IEEE Trans Neural Netw Learn Syst. 2021 Jan;32(1):334-347. doi: 10.1109/TNNLS.2020.2978613. Epub 2021 Jan 4.
Convolutional neural networks (CNNs) have shown an effective way to learn spatiotemporal representation for action recognition in videos. However, most traditional action recognition algorithms do not employ the attention mechanism to focus on essential parts of video frames that are relevant to the action. In this article, we propose a novel global and local knowledge-aware attention network to address this challenge for action recognition.
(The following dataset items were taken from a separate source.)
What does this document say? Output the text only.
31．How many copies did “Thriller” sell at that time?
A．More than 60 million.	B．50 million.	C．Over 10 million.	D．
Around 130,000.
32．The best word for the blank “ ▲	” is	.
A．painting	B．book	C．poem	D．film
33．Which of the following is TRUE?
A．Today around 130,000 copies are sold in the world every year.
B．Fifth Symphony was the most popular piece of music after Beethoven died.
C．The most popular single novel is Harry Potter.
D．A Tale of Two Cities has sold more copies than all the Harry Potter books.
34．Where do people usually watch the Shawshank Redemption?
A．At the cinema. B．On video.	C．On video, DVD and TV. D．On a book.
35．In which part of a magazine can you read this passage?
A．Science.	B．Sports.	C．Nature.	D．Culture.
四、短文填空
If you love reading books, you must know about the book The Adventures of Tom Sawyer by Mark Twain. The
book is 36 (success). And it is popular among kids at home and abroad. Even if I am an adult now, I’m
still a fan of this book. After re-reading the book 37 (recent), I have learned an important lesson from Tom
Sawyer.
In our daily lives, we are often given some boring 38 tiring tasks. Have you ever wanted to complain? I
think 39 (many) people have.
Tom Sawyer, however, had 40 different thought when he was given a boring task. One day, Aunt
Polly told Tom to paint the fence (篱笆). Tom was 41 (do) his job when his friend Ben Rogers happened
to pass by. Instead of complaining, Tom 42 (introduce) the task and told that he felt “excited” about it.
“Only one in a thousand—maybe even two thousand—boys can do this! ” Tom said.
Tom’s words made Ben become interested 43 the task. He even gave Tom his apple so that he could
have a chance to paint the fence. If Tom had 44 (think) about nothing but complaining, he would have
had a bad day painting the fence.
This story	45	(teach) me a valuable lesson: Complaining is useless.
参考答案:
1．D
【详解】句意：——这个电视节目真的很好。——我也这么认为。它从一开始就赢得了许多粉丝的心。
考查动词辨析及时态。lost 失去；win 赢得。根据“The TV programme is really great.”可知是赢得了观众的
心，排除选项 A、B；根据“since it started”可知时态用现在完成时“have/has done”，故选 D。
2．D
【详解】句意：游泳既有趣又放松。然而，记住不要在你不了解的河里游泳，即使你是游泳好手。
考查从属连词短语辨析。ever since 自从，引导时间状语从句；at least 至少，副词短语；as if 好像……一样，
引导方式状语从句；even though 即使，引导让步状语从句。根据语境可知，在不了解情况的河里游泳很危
The proposed network incorporates two types of attention mechanism called statistic-based attention (SA) and learning-based attention (LA) to attach higher importance to the crucial elements in each video frame. As global pooling (GP) models capture global information, while attention models focus on the significant details to make full use of their implicit complementary advantages, our network adopts a three-stream architecture, including two attention streams and a GP stream. Each attention stream employs a fusion layer to combine global and local information and produces composite features. Furthermore, global-attention (GA) regularization is proposed to guide two attention streams to better model dynamics of composite features with the reference to the global information. Fusion at the softmax layer is adopted to make better use of the implicit complementary advantages between SA, LA, and GP streams and get the final comprehensive predictions. The proposed network is trained in an end-to-end fashion and learns efficient video-level features both spatially and temporally. Extensive experiments are conducted on three challenging benchmarks, Kinetics, HMDB51, and UCF101, and experimental results demonstrate that the proposed network outperforms most state-of-the-art methods.
卷积神经网络 (CNN) 已被证明是一种有效的方法,可以学习视频中动作识别的时空表示。然而,大多数传统的动作识别算法并没有利用注意力机制来关注与动作相关的视频帧的重要部分。在本文中,我们提出了一种新的全局和局部知识感知注意力网络,以解决动作识别中的这一挑战。所提出的网络结合了两种类型的注意力机制,称为基于统计的注意力 (SA) 和基于学习的注意力 (LA),以对每个视频帧中的关键元素赋予更高的重要性。由于全局池化 (GP) 模型捕获全局信息,而注意力模型专注于重要细节,以充分利用其隐含的互补优势,我们的网络采用了三流架构,包括两个注意力流和一个 GP 流。每个注意力流都采用融合层来结合全局和局部信息,并生成组合特征。此外,提出了全局注意力 (GA) 正则化,以引导两个注意力流更好地以全局信息为参考来建模组合特征的动态。在 softmax 层进行融合,以更好地利用 SA、LA 和 GP 流之间的隐含互补优势,并获得最终的综合预测。所提出的网络以端到端的方式进行训练,学习有效的视频级特征,包括空间和时间特征。在三个具有挑战性的基准 Kinetics、HMDB51 和 UCF101 上进行了广泛的实验,实验结果表明,所提出的网络优于大多数最先进的方法。